Question

How do you integrate $\dfrac{2x}{{{x}^{2}}-1}$ ?

Answer 1

Hint: Here we have been given a value in fraction and we have to integrate it. We will use the substitution method in this question. Firstly we will let the denominator term equal to some variable and find its differentiation. Then we will replace the value obtained in the original value.

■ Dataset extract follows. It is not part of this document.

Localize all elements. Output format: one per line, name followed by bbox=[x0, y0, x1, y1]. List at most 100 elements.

Finally we will find the integration of the obtained value and put back the value we left in the final answer and get our desired answer.

Complete step by step solution:
We have to integrate the below value:
$\dfrac{2x}{{{x}^{2}}-1}$
So we will write it as:
$\int{\dfrac{2x}{{{x}^{2}}-1}dx}$….$\left( 1 \right)$
Now we will use substitution method
Let,
${{x}^{2}}-1=u$…$\left( 2 \right)$
Differentiate both sides with respect to $x$
$\Rightarrow \dfrac{d}{dx}{{x}^{2}}-\dfrac{d}{dx}1=\dfrac{d}{dx}u$
Use the formula $\dfrac{d}{dx}{{x}^{n}}=n{{x}^{n-1}}$on left side also differentiation of constant is zero.
$\Rightarrow 2x-0=\dfrac{du}{dx}$
$\Rightarrow 2x=\dfrac{du}{dx}$
Take the denominator value from right side to left side as follows:
$\Rightarrow 2x\,dx=du$…$\left( 3 \right)$
Replace the value from equation (2) and (3) in equation (1) we get,
$\Rightarrow \int{\dfrac{du}{u}}$
Now using the formula $\int{\dfrac{1}{x}dx}=\log x+c$ where $c$is any constant above we get,
$\Rightarrow \log u+c$
Replace the value of $u$ from equation (2) above we get,
$\Rightarrow \log \left( {{x}^{2}}-1 \right)+c$
So we get the value as $\log \left( {{x}^{2}}-1 \right)+c$ .
Hence on integrating the value $\dfrac{2x}{{{x}^{2}}-1}$ we get the answer as $\log \left( {{x}^{2}}-1 \right)+c$ where $c$ is any constant.

Note:
When we are doing integration without the limit we have to always add a constant to our answer. It is done because there are families of functions which differ by only a constant whose anti-derivative is the same function. We can use the partial fraction method also but it becomes quite complicated so if we see that on differentiating the denominator we are getting the numerator we should always use the substitution method.